Crypto Slips as Liquidations Hit $435 Million, Bitcoin Holds $74,000

Cryptocurrency markets pulled back, with selling pressure intensifying across major tokens as liquidations accelerated and sentiment turned cautious following a recent rally.
Summary:
- Crypto market cap slips to around $2.49 trillion amid broad declines.
- Bitcoin holds near $74,000 while Ethereum drops below $2,350.
- More than $435 million in liquidations signal rising market stress.
The total cryptocurrency market capitalization declined to roughly $2.49 trillion, down about 1.2% on the day, reflecting a shift toward profit-taking after recent gains. The pullback comes as traders unwind leveraged positions, triggering a cascade of liquidations across derivatives markets.
Liquidations Drive Short-Term Volatility
Data from Coinglass shows that more than $435 million in positions were liquidated over the past 24 hours, affecting over 150,000 traders. Long positions accounted for the majority of losses, with more than $212 million wiped out, compared with roughly $222 million in short liquidations.

Shorter time frames show the pressure building. In the past 12 hours alone, liquidations exceeded $105 million, while four-hour figures reached nearly $26 million. The largest single liquidation occurred on Binance, involving an ETHUSDT position valued at nearly $10 million.
This wave of forced selling has contributed to downward momentum, particularly in assets that had recently posted strong gains. Liquidations tend to amplify price moves, as positions are automatically closed when margin thresholds are breached, adding to market volatility.
Bitcoin Holds Ground Near $74,000
Bitcoin remained relatively resilient compared with the broader market, trading around $74,000. While the asset posted only modest gains on shorter time frames, it continued to hold above key psychological levels, suggesting underlying demand remains intact. BTC even reached the $76,000 mark, but then fell back.

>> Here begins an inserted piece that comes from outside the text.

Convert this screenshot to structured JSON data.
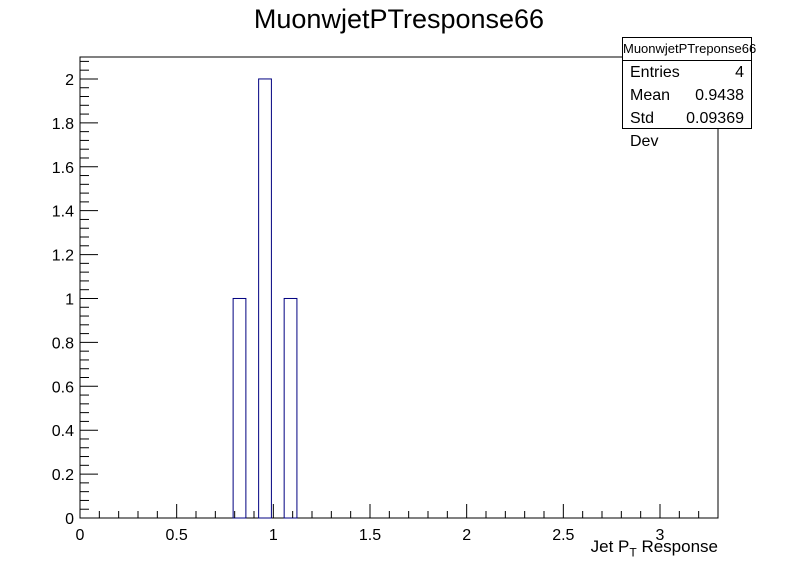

Despite a slight 24-hour decline of less than 1%, Bitcoin is still up more than 3% over the past week. Its ability to maintain support near current levels is being closely watched by traders as a signal of whether the broader uptrend can continue.
The asset’s dominance in the market remains evident, with capital still concentrated in Bitcoin even as volatility picks up elsewhere. Analysts often view this dynamic as typical of mid-cycle conditions, where larger assets absorb liquidity before it rotates into higher-risk tokens.
Ethereum and Altcoins Face Selling Pressure
Ethereum saw a sharper pullback, trading near $2,324 after declining more than 2% over the past 24 hours. While still up over 3% on a weekly basis, the asset underperformed Bitcoin during the latest downturn, reflecting heavier selling pressure in the altcoin segment.
Other major tokens also moved lower. BNB slipped slightly to around $612, while XRP fell more than 1% to approximately $1.35. Solana dropped over 3% on the day, making it one of the weaker performers among large-cap assets.
READ MORE: Goldman Sachs Targets Bitcoin Yield With New Income ETF
The broader altcoin market showed mixed signals, with isolated pockets of strength but overall negative momentum. Market participants noted that gains in smaller tokens have been uneven, with liquidity conditions tightening as volatility increases.
Sentiment Remains Balanced but Fragile
Market sentiment indicators suggest a cautious outlook. According to data from CoinMarketCap the Crypto Fear & Greed Index stood at 52, indicating a neutral stance among investors. While not signaling panic, the reading points to a market that is no longer in a clear risk-on phase.
At the same time, the Altcoin Season Index remained subdued at 34, reinforcing the idea that capital is still largely concentrated in major assets rather than flowing aggressively into smaller tokens.
This combination of neutral sentiment and elevated liquidations suggests a market in transition — one that is digesting recent gains while searching for a new direction.
Market Consolidation or Deeper Pullback?
The current pullback appears, for now, to be driven more by technical factors than a fundamental shift. After a period of steady gains, leverage had built up across the market, making it vulnerable to a shakeout.
Such corrections are common in crypto markets, particularly during periods of heightened activity in derivatives trading. The key question is whether this represents a temporary consolidation or the start of a deeper retracement.
For now, Bitcoin’s ability to hold near $74,000 remains a focal point. If support levels continue to hold, the broader market could stabilize and resume its upward trajectory. However, further waves of liquidations could prolong volatility in the near term.
As traders reassess positions and leverage resets, the coming sessions are likely to determine whether the market regains momentum or shifts into a more prolonged consolidation phase.
The information presented in this article is intended for informational purposes only and should not be interpreted as financial, investment, or trading advice. Coinspress.com does not promote or advocate for any particular investment strategy, asset, or cryptocurrency project. Cryptocurrency markets are highly volatile and unpredictable – always perform your own research and seek guidance from a qualified financial professional before making any investment decisions.